Cheap tyre imports pose threat to domestic tyre mkt: AITDF
New Delhi, May 2 (UNI) Rupee appreciation in the last eight weeks and a five per cent cut in the custom duty in this year's Budget has affected the domestic tyre producers largely with tyre imports getting cheaper by four to five per cent during March-April.
''The six to seven per cent appreciation in Indian Rupee against the US dollar in March-April'07) has come as a shot in arm to the domestic tyre market. Also, the cut in custom duty in the Union Budget impacted the tyre market leading to a reduction of Rs 650-Rs 800 in the import bill on tyres,'' All India Tyre Dealers Federation (AITDF) said here today.

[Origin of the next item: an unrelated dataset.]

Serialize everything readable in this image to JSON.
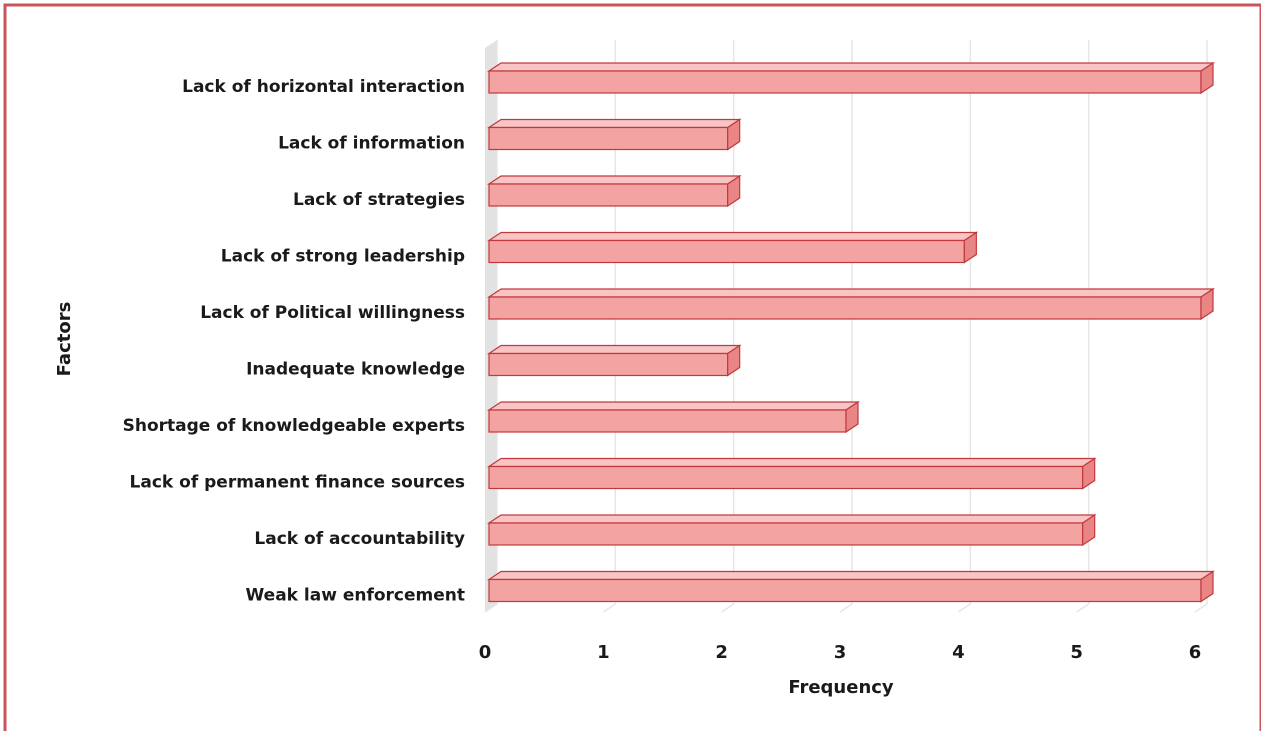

Last year, the average monthly import of radial truck and bus tyres was a meager 15,000 units which has increased to a whopping 45,000 tyres per month this year.
This has, in addition to an increase in the supply of such tyres, also lead to the reduction in the selling price of the pair of truck and bus tyre from Rs 21,500 to Rs 20,700.
The imported truck radial today captures 75 per cent of the Indian market as against 25 per cent share enjoyed by the domestic tyre makers.
''After several years, there seem to be some indications of loosening in of oligopolistic stranglehold of domestic tyre majors,''AITDF added.
''The government should take urgent practical measure in instantaneously removing 16 per cent countervailing duty (CVD) on import of truck/bus radial tyres. This will also help to contain the inflation because tyres constitute 35 per cent of the operating cost of a truck operator,'' said the AITDF.